Upon success, a JSON string is output on stdout. It points to the dataset created in the cache. It contains the following properties:

name
String to identify the dataset.
format
File format (e.g. csv, parquet) - note that this may differ from the information in the repo, because datalogistik might have performed a format conversion.
scale_factor
(optional) In case of a TPC dataset, the scale factor.
delim
The character used as field delimiter (e.g. ",").
dim
Dimensions ([rows, columns]).

The dataset itself contains a metadata file with the following additional properties:

datalogistik_metadata.ini

local_creation_date
Date and time when this dataset was downloaded or generated to the cache.
url
The location where this dataset was downloaded.
homepage
Location where more information about the origins of dataset can be found.
tables

A list of tables in the dataset, each with its own (set of) files. Each entry in the list has the following properties:

table
Name of the table.
schema
Schema of the table.
url

Download url for the table.

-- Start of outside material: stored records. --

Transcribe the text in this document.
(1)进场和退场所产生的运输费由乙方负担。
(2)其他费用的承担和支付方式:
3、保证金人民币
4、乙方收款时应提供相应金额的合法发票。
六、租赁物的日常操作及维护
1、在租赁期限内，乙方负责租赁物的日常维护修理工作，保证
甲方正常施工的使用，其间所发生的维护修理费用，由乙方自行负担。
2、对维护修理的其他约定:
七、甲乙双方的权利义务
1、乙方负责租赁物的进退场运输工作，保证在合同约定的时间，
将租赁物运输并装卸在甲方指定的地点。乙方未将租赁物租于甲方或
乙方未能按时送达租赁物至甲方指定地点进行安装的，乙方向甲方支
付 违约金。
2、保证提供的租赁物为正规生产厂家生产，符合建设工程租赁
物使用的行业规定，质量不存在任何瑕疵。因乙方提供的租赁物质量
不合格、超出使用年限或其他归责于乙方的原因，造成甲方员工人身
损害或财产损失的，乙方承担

This can be: * A URL specifying the file to be downloaded for that table (which could be a

single file, or a directory that contains many files to be downloaded)
  • A base URL that is concatenated with rel_url_path``s in the ``files attribute if the table is a multi-file table and it is preferable to list out the files
files

A list of files in this table. Each entry in the list has the following properties:

rel_path
Path to the file(s), relative to the directory of this table. This is the location on disk in the cache.
rel_url_path
URL path to the file(s), relative to the directory of this table where it is stored remotely. This is used only when downloading the file. This is only necesary when a multi table file has the files that make up the table listed out individually.
file_size
Size of the file.
md5
MD5 checksum of the file.

Filesystem permissions

By default, datalogistik sets the files in its cache to read only. If this is not desired or helpful (e.g. when running datalogistik in CI where cleanup is helpful) set the environment variable DATALOGISTIK_NO_PERMISSIONS_CHANGE to a True value.

License info

Copyright (c) 2022, Voltron Data.

Licensed under the Apache License, Version 2.0 (the "License"); you may not use this file except in compliance with the License. You may obtain a copy of the License at

http://www.apache.org/licenses/LICENSE-2.0

Unless required by applicable law or agreed to in writing, software distributed under the License is distributed on an "AS IS" BASIS, WITHOUT WARRANTIES OR CONDITIONS OF ANY KIND, either express or implied. See the License for the specific language governing permissions and limitations under the License.